The world of mindfulness and Buddhist meditation speaks a lot about being present to now, to what is going on in the present moment. We are advised that, “the past has gone, the future is yet to come, now is the knowing.” This is sound advice and bears constant reflection. It is easy to discount its wisdom as it is not an easy instruction to live by. However, whether it is easy or not is not reason to discard it. Some of what is most worthwhile requires of us our deepest effort. That being said, when there has been a deep blow to us the best laid plans can seem a distant stretch. At such times we can easily find ourselves craving distractions of assurance and comfort over trying to keep the noises at bay.
Earlier this week I had an experience similar to what I have described here.
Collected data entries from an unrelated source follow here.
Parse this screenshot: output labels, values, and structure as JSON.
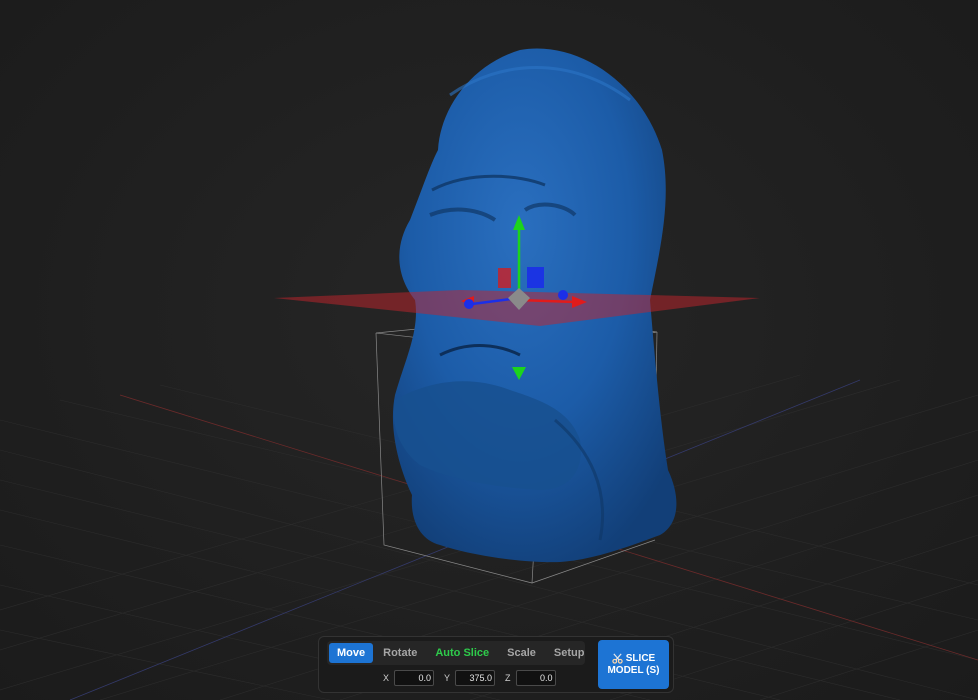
{
  "viewport": {
    "background": "#1f1f1f",
    "model_color": "#1a5aa6",
    "slice_plane_color": "#c4232b",
    "gizmo": {
      "x_color": "#e11b1b",
      "y_color": "#1cd41c",
      "z_color": "#1b2fe8"
    }
  },
  "toolbar": {
    "tabs": [
      {
        "label": "Move",
        "active": true
      },
      {
        "label": "Rotate",
        "active": false
      },
      {
        "label": "Auto Slice",
        "active": false,
        "accent": "#2ecb4b"
      },
      {
        "label": "Scale",
        "active": false
      },
      {
        "label": "Setup",
        "active": false
      }
    ],
    "coords": {
      "x_label": "X",
      "x_value": "0.0",
      "y_label": "Y",
      "y_value": "375.0",
      "z_label": "Z",
      "z_value": "0.0"
    },
    "slice_button": {
      "icon": "scissors-icon",
      "line1": "SLICE",
      "line2": "MODEL (S)"
    },
    "accent_color": "#1d74d4"
  }
}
I put the phone down feeling winded, sent an email to a friend just to share and offload, and then headed to my qigong class. Engaging in a meditative exercise certainly helped. It was easier to cope with than a busy meeting, but I was still yearning for some alone time to process the worms that were eating into my brain. As we moved on with the class, and as the noise from the phone call crept into my mind, I kept bringing myself back to the qigong practice. That noise after all was just a series of thoughts, given substance by the attention that I gave to them. Slowly the noises quietened. They never completely went away, although there were moments when I forgot about the call as I became more focused on the qigong. That in itself shows that the mental voices only react to the power that we give to them.
With the class over I could feel the ripples from my earlier call build again, and I went home to reflect on its implications. But the words also made me reflect on the words of the eighth century Indian Buddhist saint Shatideva who said,
There is nothing at all which cannot become easier through practice.
Meditation can be a deceptive practice. The instruction is simple yet the practice requires commitment and perseverance to experience the results. Meditation is not an escape into a quiet world (though at times there might be good reason to use it for that). Rather it is a familiarization with a world that many of us do not visit, our own minds. It is a familiarization with and retraining for how we interact with what arises in the mind.
Aided with a motivation or reason for being on the cushion, with time you can start to experience the workable nature of the mind. The worms might still knock at the door of your brain, but you realize that you don’t have to let them in. Acknowledge them, say “Hi,” and let them go on their merry way. This starts on your cushion but with time and familiarization this practice creeps into your daily life. You are deepening your awareness and creating new habits in your mind. These efforts are felt in your own life and ripple out into the world around you.